Many ADIs are concerned with how the Risk Management section of the Standards Check needs to be met. Today's blog will hopefully make the requirements a little clearer.
In the Standards Check guidelines in the ADI 1 Standard Operating Procedure, it states:
The ‘balance of responsibility’, between the pupil and the ADI, will inevitably vary in different circumstances. For example, compare the following two scenarios:
a) A pupil in the very early stages of their training, in a car fitted with dual controls.
In this situation it might be reasonable for an ADI to start a lesson by saying something like:
‘At all times I expect you to drive as carefully and responsibly as possible. I will expect you to be aware of other road users and to control the car.
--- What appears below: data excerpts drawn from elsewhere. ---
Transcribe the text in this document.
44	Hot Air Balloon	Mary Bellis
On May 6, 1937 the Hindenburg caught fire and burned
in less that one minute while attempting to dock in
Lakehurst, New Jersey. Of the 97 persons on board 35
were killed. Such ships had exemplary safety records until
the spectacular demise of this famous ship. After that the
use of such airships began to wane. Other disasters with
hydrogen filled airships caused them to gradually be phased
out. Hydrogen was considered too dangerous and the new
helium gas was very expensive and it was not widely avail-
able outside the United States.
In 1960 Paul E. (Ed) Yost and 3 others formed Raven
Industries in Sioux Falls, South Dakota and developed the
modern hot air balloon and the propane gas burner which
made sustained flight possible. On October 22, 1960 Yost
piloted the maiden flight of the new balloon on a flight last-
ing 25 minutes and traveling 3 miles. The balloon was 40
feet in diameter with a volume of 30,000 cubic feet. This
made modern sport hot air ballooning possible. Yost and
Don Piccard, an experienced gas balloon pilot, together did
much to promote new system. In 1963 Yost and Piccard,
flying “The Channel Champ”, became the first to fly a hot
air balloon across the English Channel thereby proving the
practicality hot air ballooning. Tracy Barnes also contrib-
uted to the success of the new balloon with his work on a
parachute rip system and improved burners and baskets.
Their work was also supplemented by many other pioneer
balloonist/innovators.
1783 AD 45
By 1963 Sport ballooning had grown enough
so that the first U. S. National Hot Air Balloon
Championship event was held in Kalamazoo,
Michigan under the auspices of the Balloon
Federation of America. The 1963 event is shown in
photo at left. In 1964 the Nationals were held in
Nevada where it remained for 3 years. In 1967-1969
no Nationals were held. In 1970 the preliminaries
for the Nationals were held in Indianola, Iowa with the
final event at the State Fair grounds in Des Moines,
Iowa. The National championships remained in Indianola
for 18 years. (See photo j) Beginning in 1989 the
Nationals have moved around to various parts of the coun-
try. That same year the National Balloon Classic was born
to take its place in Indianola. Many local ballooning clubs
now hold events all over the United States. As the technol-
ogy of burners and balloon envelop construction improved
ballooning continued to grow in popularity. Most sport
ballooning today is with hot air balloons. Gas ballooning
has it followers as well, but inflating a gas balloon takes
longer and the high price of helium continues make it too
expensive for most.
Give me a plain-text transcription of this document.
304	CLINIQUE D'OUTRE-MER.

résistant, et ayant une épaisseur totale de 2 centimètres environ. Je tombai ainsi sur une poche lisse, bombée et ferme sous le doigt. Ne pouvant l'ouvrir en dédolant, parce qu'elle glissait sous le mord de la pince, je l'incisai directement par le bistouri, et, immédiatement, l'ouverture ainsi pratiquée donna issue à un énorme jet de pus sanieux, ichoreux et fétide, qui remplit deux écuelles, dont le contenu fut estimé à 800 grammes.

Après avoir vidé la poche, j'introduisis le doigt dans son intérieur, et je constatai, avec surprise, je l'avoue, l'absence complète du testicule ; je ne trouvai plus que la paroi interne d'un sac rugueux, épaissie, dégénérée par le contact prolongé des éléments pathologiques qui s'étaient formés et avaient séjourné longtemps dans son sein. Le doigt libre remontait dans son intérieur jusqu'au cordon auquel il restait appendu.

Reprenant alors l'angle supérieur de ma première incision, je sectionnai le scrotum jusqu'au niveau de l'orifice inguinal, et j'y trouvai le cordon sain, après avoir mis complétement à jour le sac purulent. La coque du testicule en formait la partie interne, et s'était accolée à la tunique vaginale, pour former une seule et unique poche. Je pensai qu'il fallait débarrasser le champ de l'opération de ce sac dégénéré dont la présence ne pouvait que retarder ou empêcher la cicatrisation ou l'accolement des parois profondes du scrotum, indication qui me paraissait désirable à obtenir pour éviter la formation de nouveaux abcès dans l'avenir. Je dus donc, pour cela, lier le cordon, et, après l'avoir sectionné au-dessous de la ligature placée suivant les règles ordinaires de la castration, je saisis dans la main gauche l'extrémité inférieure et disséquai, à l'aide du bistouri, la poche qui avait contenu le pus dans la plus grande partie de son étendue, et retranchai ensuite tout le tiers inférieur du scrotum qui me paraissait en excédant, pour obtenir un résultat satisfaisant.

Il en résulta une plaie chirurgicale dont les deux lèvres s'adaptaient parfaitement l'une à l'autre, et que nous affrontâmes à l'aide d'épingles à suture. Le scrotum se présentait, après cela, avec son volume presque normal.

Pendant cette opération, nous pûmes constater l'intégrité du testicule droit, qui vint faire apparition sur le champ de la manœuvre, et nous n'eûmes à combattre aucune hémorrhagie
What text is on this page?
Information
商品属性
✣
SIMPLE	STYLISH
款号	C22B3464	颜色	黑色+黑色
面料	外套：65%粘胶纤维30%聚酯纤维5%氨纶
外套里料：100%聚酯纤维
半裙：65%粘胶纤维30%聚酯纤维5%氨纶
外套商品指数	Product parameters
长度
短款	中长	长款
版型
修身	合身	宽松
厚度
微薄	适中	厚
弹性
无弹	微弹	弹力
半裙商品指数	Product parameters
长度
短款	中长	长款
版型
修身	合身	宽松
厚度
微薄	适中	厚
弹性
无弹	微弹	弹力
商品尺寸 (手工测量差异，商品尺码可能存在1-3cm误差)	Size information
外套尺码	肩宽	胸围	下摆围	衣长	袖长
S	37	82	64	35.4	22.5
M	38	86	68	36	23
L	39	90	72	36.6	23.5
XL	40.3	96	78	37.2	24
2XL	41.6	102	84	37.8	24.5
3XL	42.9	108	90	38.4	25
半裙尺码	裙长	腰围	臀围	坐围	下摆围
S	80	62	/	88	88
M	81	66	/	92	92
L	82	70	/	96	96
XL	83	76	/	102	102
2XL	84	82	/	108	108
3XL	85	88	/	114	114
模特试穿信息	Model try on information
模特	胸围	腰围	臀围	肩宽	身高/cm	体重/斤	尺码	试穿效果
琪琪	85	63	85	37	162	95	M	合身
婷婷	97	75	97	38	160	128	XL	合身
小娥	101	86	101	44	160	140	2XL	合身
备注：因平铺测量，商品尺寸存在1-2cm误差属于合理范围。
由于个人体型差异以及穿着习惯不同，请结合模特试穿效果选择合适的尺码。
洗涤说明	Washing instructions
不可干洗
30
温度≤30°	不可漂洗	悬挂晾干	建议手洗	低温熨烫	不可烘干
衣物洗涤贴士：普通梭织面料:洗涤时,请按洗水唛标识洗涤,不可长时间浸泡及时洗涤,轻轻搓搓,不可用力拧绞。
However, I do have the ability to take control of the car in an emergency. I will only use these controls when I feel that you are not dealing with the situation yourself. If that happens we will take some time to talk about what happened so that you understand for next time.’
b) A pupil who has passed their driving test but has asked you to give them some additional training in their own car, which is much bigger and more technically advanced than the one they learnt in.
In this situation an ADI might say something like:
‘You have passed your test and I will therefore assume that you are taking full responsibility for our safety. I will be talking to you from time to time but I will try to keep that to a minimum so that I don’t distract you. If I am quiet don’t worry; that just means I am comfortable with what you are doing. I will, of course, let you know if I see any risk that you appear to have missed.’
This statement, or something similar is very important, however there is more to responsibility of risk that a mere statement at the beginning of a lesson.
At The Beginning
If, for example the ADI has been working with approaching and emerging at junctions and their topic for the lesson is how to deal with roundabouts. How will the responsibility for risk be shared? What can the student be reasonably expected to be responsible for?
This will depend on their previous experiences. If they were dealing with junctions really well on their own on the last lesson then it may be reasonable to suggest that they try these independently with a little help at first just to get them warmed up. Or, if they still needed a little help last time you may start with a full talk through and then follow up with a few questions.
Who will be responsible for the areas that they know nothing about yet? This is the responsibility of the ADI, so a great deal of help will be needed here.
However the sharing of risk is divided, this must be agreed by the student, but this agreement does not need to be set in stone for the duration of the lesson. Ultimately the ADI is responsible for the safety of the car, occupants and other road users, so if you need to take a bit of responsibility back (more help), or indeed give the student a bit more responsibility (less help), then this must be discussed and agreed with the student.
On The Move
Risk should also be managed on the move. Keeping the roundabouts topic as an example, the ADI needs to use Q&A to manage risk in other areas of development, not just on roundabouts, for example:
At junctions: "Tell me when you think it's safe to go"
At the brow of a hill: "What are you preparing for as you approach the brow"
Meeting situations: "How will you know if the vehicle ahead is going to hold back"
These are just some examples but there are of course many more.
When does a situation become safety critical?
The easy answer to this is when the ADI has to intervene either verbally or physically to avoid danger.
The above question examples are a 'call to action', and gives the student an opportunity to demonstrate that they are dealing with the potential danger, the ADI expects the correct response, but what happens if the student does not respond in the expected way? The ADI needs to then respond verbally by telling the student what they need to do. If the student does not respond to the instruction, the ADI would then need to take control by maybe using the dual controls.
If an intervention by the ADI, either verbally or physically, is necessary then it is imperative that the student has an opportunity to discuss the situation and the ADI helps them to come up with a solution of how to deal with similar situations in the future and not just ignore the issue as if it never happened!! Give them lots of help.
The next question the ADI needs to ask themselves is:
Will this situation affect the success of the student to achieve their learning outcomes for this lesson?
Yes? Change the lesson plan
No? Ask the student if they wish to change the lesson plan
For example: A lesson on how to deal with roundabouts has been agreed, the student has tried to emerge at a junction unsafely. Here the lesson plan must be changed.
However, if their lesson plan is to improve their reverse around a corner and they had the same problem, the lesson plan does not necessarily need to be changed but the student must be given the choice. If their choice is to continue with the original plan, in this instance this is completely acceptable but, help will be required to prevent the same issue reoccurring. In other words you must agree what help is required if the same situation arises.
So we can see that the responsibility for risk continues throughout the driving lesson and is shared by agreement between ADI and student. If the responsibility for risk shifts this must be discussed and agreed.
I hope this helps to clarify the this section of the Standards Check and I wish all of you who are awaiting the day the very best of luck.